The UCSD p-system Pascal compiler also allows separate compilation, using units. That means you can have a library of functions you frequently use, like the sprite functions in this case, and make them available to you just by writing uses sprite in the code. Everything else is automatic. It's mentioned above that the p-system couldn't find the sprite unit unless the compiler disk was in drive #4:. That's because the system was started with the file SYSTEM.LIBRARY in that drive, and there's no library reference file active to tell the system where else to look for it. The p-system is flexible enough to have any number of separate libraries available, even on different drives, but if you have that, you have to write a text file that lists the libraries that are available, including the drive number or disk name where they reside, and register the name of this library map file inside the p-system.

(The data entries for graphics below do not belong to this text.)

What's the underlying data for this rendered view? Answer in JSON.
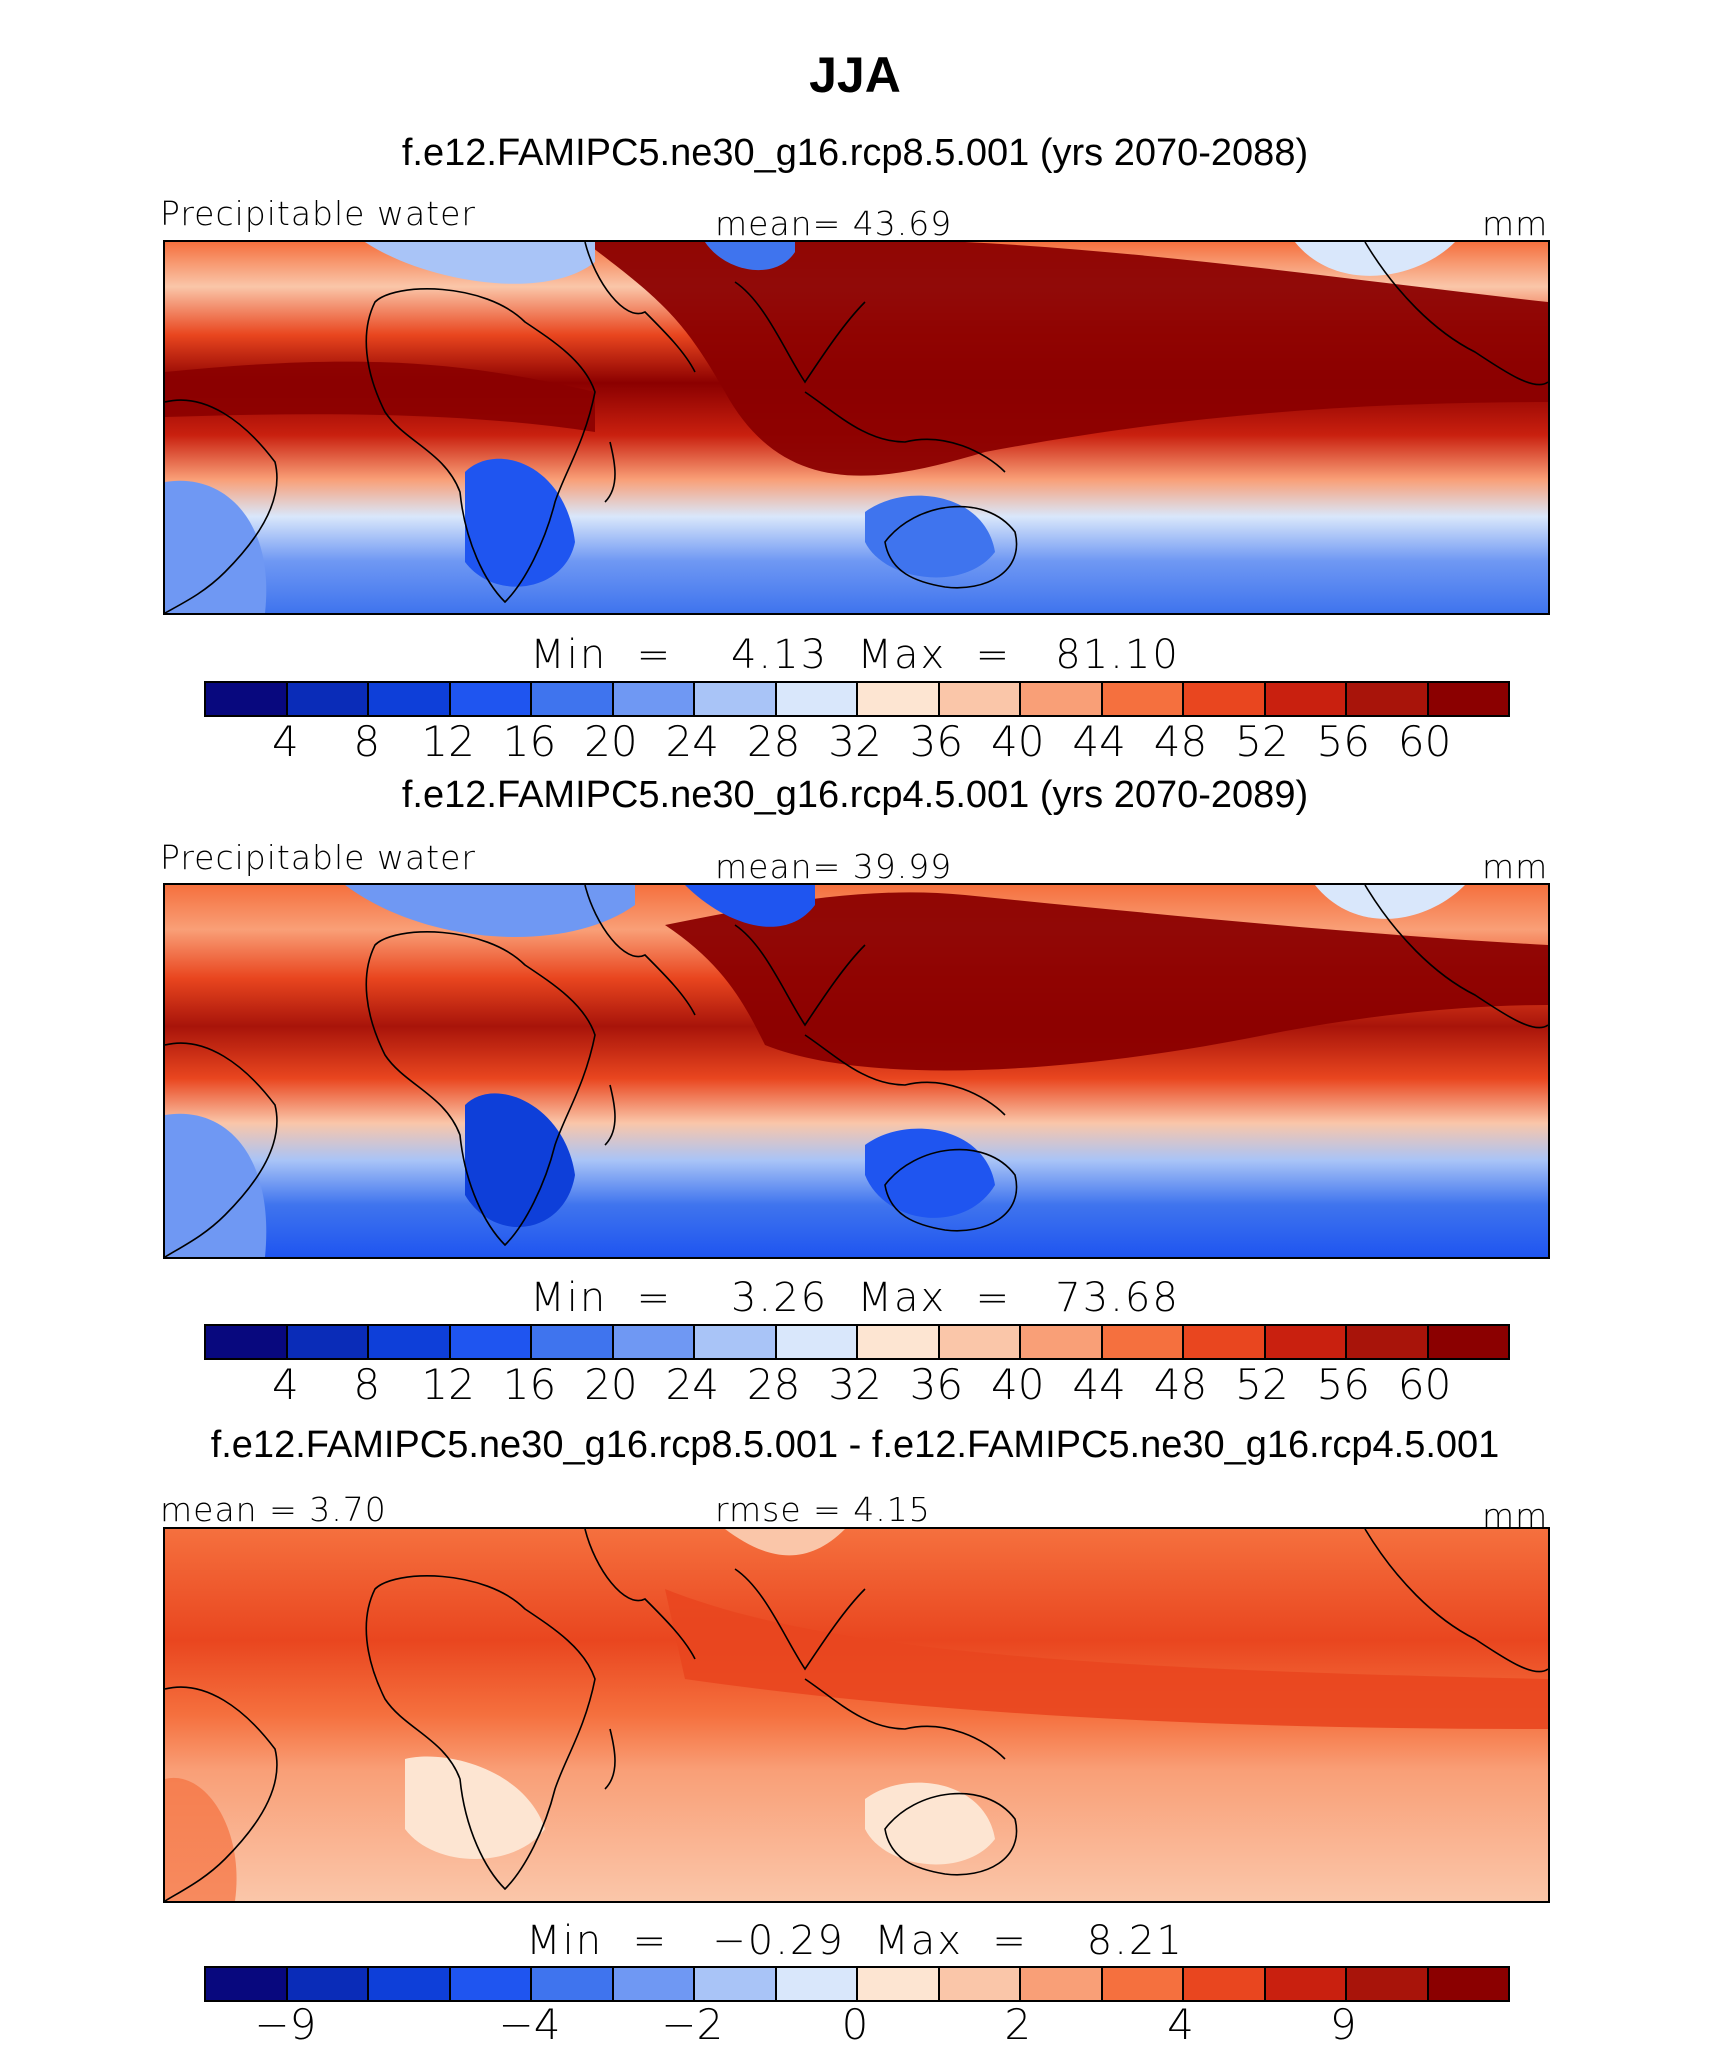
{
  "title": "JJA",
  "colors": {
    "palette": [
      "#08087e",
      "#0a2cb8",
      "#0e3fd9",
      "#1f55f0",
      "#3f74ee",
      "#6f98f3",
      "#a9c4f7",
      "#d9e7fb",
      "#fde5d2",
      "#fac6a9",
      "#f99f77",
      "#f5703e",
      "#e9461f",
      "#c9200f",
      "#a8140a",
      "#8b0000"
    ]
  },
  "panels": [
    {
      "id": "rcp85",
      "subtitle": "f.e12.FAMIPC5.ne30_g16.rcp8.5.001 (yrs 2070-2088)",
      "left_label": "Precipitable water",
      "center_label": "mean=   43.69",
      "right_label": "mm",
      "stats": "Min  =    4.13  Max  =   81.10",
      "ticks": [
        "4",
        "8",
        "12",
        "16",
        "20",
        "24",
        "28",
        "32",
        "36",
        "40",
        "44",
        "48",
        "52",
        "56",
        "60"
      ]
    },
    {
      "id": "rcp45",
      "subtitle": "f.e12.FAMIPC5.ne30_g16.rcp4.5.001 (yrs 2070-2089)",
      "left_label": "Precipitable water",
      "center_label": "mean=   39.99",
      "right_label": "mm",
      "stats": "Min  =    3.26  Max  =   73.68",
      "ticks": [
        "4",
        "8",
        "12",
        "16",
        "20",
        "24",
        "28",
        "32",
        "36",
        "40",
        "44",
        "48",
        "52",
        "56",
        "60"
      ]
    },
    {
      "id": "diff",
      "subtitle": "f.e12.FAMIPC5.ne30_g16.rcp8.5.001 - f.e12.FAMIPC5.ne30_g16.rcp4.5.001",
      "left_label": "mean =    3.70",
      "center_label": "rmse =    4.15",
      "right_label": "mm",
      "stats": "Min  =   −0.29  Max  =    8.21",
      "ticks": [
        "−9",
        "−4",
        "−2",
        "0",
        "2",
        "4",
        "9"
      ]
    }
  ]
}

Putting everything together, I've not found any language available to the 99/4A to be faster than Pascal. But then I count the whole software development process, not just the time it's executing. I'm not too frequently helped by a program that runs in seconds instead of minutes, if the first one takes weeks to develop and the second only days. The slow program will be ready long before the fast one anyway.
There are of course things that require faster speed than Pascal can support. Then it's good that linking assembly routines is fairly simple. I typically develop programs in Pascal only (provided I don't need some thing that can't be done in Pascal), and then, when I know it's working, convert time critical routines to assembly if I feel it's worth the effort. Sometimes you can simply code something using the special intrinsics that area in UCSD Pascal to facilitate the whole operating system to be written in Pascal to improve your own programs.
In the specific case here, moving sprites around, I don't know what takes so much time. Maybe the sprite library, which is pretty flexible, has a speed penalty for that. I've hardly ever used sprites in Pascal, so I don't know. At least 99% of the time I've stayed in the default VDP mode, which is 40 characters wide, text only.
The p-system loads code in the primary code pool first, if there's space available. For this short program, there definitely is. The alternate code pool runs slightly faster, though. I presume you haven't tried changing the language type from pseudo to m_9900, have you? Doing that forces the system to load the code in the secondary code pool.
To wrap it up, the flexibility and operating system support the p-system offers is unique within the 99/4A scope. The largest application I've written for the 99/4A is a bit above 4000 source code lines. That's quite a lot for a system with only 48 K RAM, but it runs.